Le résultat de cette révolution ne semble toutefois pas être réellement positif pour la Libye. En effet, depuis la chute du leader libyen, le pays a été traversé par de nombreuses vagues de séparatisme. A l’est du pays, dans la région du Cyrénaïque, un mouvement fédéraliste avait vu le jour rapidement après la fin de la révolution. A l’ouest du pays, les tribus berbères ont revendiqué la reconnaissance de leur identité tandis qu’au sud du pays, les Touaregs et les Toubous ont eux aussi eu des velléités indépendantistes.

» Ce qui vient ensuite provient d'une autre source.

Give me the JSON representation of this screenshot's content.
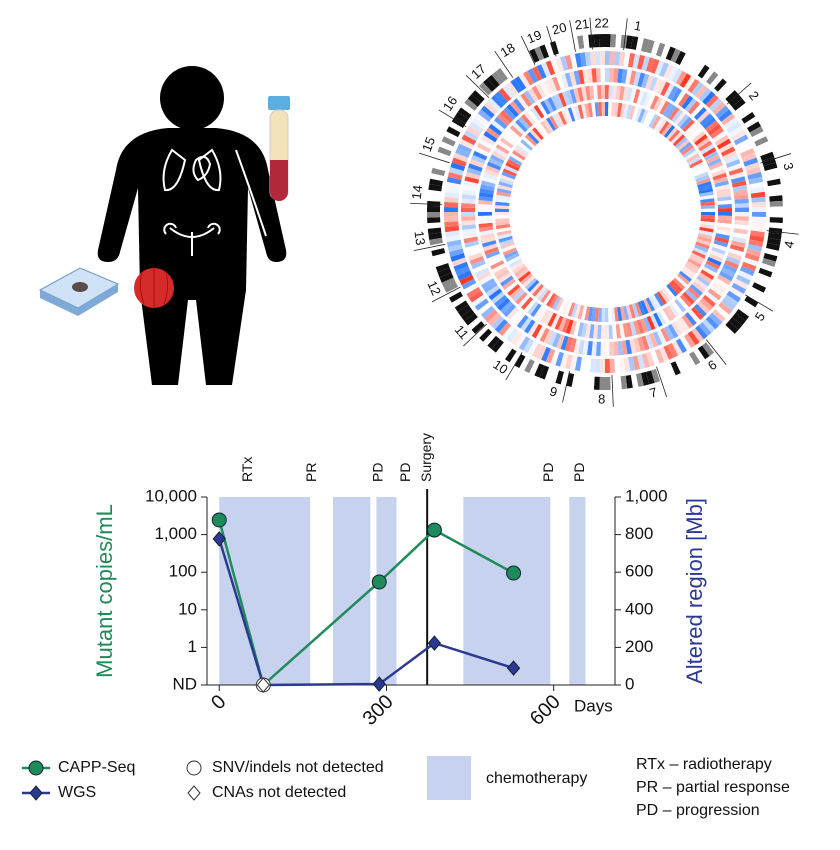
{
  "circos": {
    "labels": [
      "1",
      "2",
      "3",
      "4",
      "5",
      "6",
      "7",
      "8",
      "9",
      "10",
      "11",
      "12",
      "13",
      "14",
      "15",
      "16",
      "17",
      "18",
      "19",
      "20",
      "21",
      "22"
    ]
  },
  "chart_data": {
    "type": "line",
    "ylabel": "Mutant copies/mL",
    "y2label": "Altered region [Mb]",
    "xlabel": "Days",
    "x": [
      0,
      79,
      287,
      386,
      528
    ],
    "xlim": [
      -22,
      710
    ],
    "xticks": [
      0,
      300,
      600
    ],
    "ylim": [
      0.1,
      10000
    ],
    "yscale": "log",
    "yticks": [
      {
        "value": 0.1,
        "label": "ND"
      },
      1,
      10,
      100,
      {
        "value": 1000,
        "label": "1,000"
      },
      {
        "value": 10000,
        "label": "10,000"
      }
    ],
    "y2lim": [
      0,
      1000
    ],
    "y2ticks": [
      0,
      200,
      400,
      600,
      800,
      {
        "value": 1000,
        "label": "1,000"
      }
    ],
    "series": [
      {
        "name": "CAPP-Seq",
        "color": "#1f8a5a",
        "marker": "circle",
        "values": [
          2450,
          0.1,
          55,
          1320,
          95
        ]
      },
      {
        "name": "WGS",
        "color": "#2b3990",
        "marker": "diamond",
        "axis": "y2",
        "values": [
          777,
          0,
          5,
          223,
          90
        ]
      }
    ],
    "events": [
      {
        "label": "RTx",
        "day": 52
      },
      {
        "label": "PR",
        "day": 167
      },
      {
        "label": "PD",
        "day": 286
      },
      {
        "label": "PD",
        "day": 336
      },
      {
        "label": "Surgery",
        "day": 373,
        "line": true
      },
      {
        "label": "PD",
        "day": 592
      },
      {
        "label": "PD",
        "day": 648
      }
    ],
    "shaded": {
      "name": "chemotherapy",
      "color": "#c7d2ee",
      "spans": [
        [
          0,
          163
        ],
        [
          204,
          271
        ],
        [
          282,
          318
        ],
        [
          438,
          594
        ],
        [
          628,
          657
        ]
      ]
    },
    "not_detected": [
      {
        "label": "SNV/indels not detected",
        "marker": "circle"
      },
      {
        "label": "CNAs not detected",
        "marker": "diamond"
      }
    ],
    "abbreviations": [
      "RTx – radiotherapy",
      "PR – partial response",
      "PD – progression"
    ]
  }
}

Une réelle situation de guerre civile s’est installée depuis la fin de la révolution libyenne. En effet, un grand nombre de milices « thuwar » (révolutionnaires) ont profité du vide institutionnel laissé par la chute du régime de Kadhafi. Ces « héros de la révolution libyenne » ont donc pris la place d’une police et d’une armée absentes, et contrôlent les bâtiments et quartiers stratégiques au sein des grandes villes libyennes, mais aussi certains sites pétroliers importants.
Finalement, l’Etat libyen semble avoir laissé place à une lutte qui oppose diverses milices, tribus et deux gouvernements auto-proclamés. Le premier, basé à Tobrouk dans l’est, est le gouvernement dit « officiel » car reconnu par la communauté internationale, et est soutenu par l’armée. Le second est non reconnu par la communauté internationale et est basé à Tripoli, dans l’ouest. Il est notamment soutenu par la coalition de milices islamiste, Fajr Libya.

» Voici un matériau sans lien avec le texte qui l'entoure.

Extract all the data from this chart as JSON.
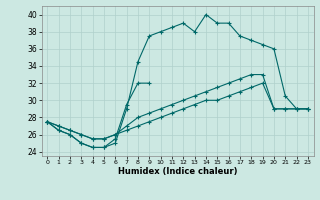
{
  "xlabel": "Humidex (Indice chaleur)",
  "xlim": [
    -0.5,
    23.5
  ],
  "ylim": [
    23.5,
    41.0
  ],
  "xticks": [
    0,
    1,
    2,
    3,
    4,
    5,
    6,
    7,
    8,
    9,
    10,
    11,
    12,
    13,
    14,
    15,
    16,
    17,
    18,
    19,
    20,
    21,
    22,
    23
  ],
  "yticks": [
    24,
    26,
    28,
    30,
    32,
    34,
    36,
    38,
    40
  ],
  "bg_color": "#cce8e2",
  "grid_color": "#b0d0cc",
  "line_color": "#006868",
  "line1_x": [
    0,
    1,
    2,
    3,
    4,
    5,
    6,
    7,
    8,
    9,
    10,
    11,
    12,
    13,
    14,
    15,
    16,
    17,
    18,
    19,
    20,
    21,
    22,
    23
  ],
  "line1_y": [
    27.5,
    26.5,
    26.0,
    25.0,
    24.5,
    24.5,
    25.0,
    29.0,
    34.5,
    37.5,
    38.0,
    38.5,
    39.0,
    38.0,
    40.0,
    39.0,
    39.0,
    37.5,
    37.0,
    36.5,
    36.0,
    30.5,
    29.0,
    29.0
  ],
  "line2_x": [
    0,
    1,
    2,
    3,
    4,
    5,
    6,
    7,
    8,
    9
  ],
  "line2_y": [
    27.5,
    26.5,
    26.0,
    25.0,
    24.5,
    24.5,
    25.5,
    29.5,
    32.0,
    32.0
  ],
  "line3_x": [
    0,
    1,
    2,
    3,
    4,
    5,
    6,
    7,
    8,
    9,
    10,
    11,
    12,
    13,
    14,
    15,
    16,
    17,
    18,
    19,
    20,
    21,
    22,
    23
  ],
  "line3_y": [
    27.5,
    27.0,
    26.5,
    26.0,
    25.5,
    25.5,
    26.0,
    27.0,
    28.0,
    28.5,
    29.0,
    29.5,
    30.0,
    30.5,
    31.0,
    31.5,
    32.0,
    32.5,
    33.0,
    33.0,
    29.0,
    29.0,
    29.0,
    29.0
  ],
  "line4_x": [
    0,
    1,
    2,
    3,
    4,
    5,
    6,
    7,
    8,
    9,
    10,
    11,
    12,
    13,
    14,
    15,
    16,
    17,
    18,
    19,
    20,
    21,
    22,
    23
  ],
  "line4_y": [
    27.5,
    27.0,
    26.5,
    26.0,
    25.5,
    25.5,
    26.0,
    26.5,
    27.0,
    27.5,
    28.0,
    28.5,
    29.0,
    29.5,
    30.0,
    30.0,
    30.5,
    31.0,
    31.5,
    32.0,
    29.0,
    29.0,
    29.0,
    29.0
  ]
}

En définitive, il est clair que Mouammar Kadhafi était un dictateur peu respectueux des droits de l’Homme. Toutefois, la situation actuelle en Libye nous pousse à nous interroger sur les effets de l’intervention occidentale de 2011. En effet, si cette dernière était nécessaire pour éviter de potentiels massacres de populations civiles, on peut légitimement se questionner sur le bien-fondé de la décision d’abattre Kadhafi et de négliger la reconstruction de la société libyenne après la fin de l’intervention militaire. D’autant plus que l’Europe est le première à être touchée par l’effondrement de l’Etat libyen qui est devenu une véritable plaque tournante de l’immigration illégale mais aussi du terrorisme international.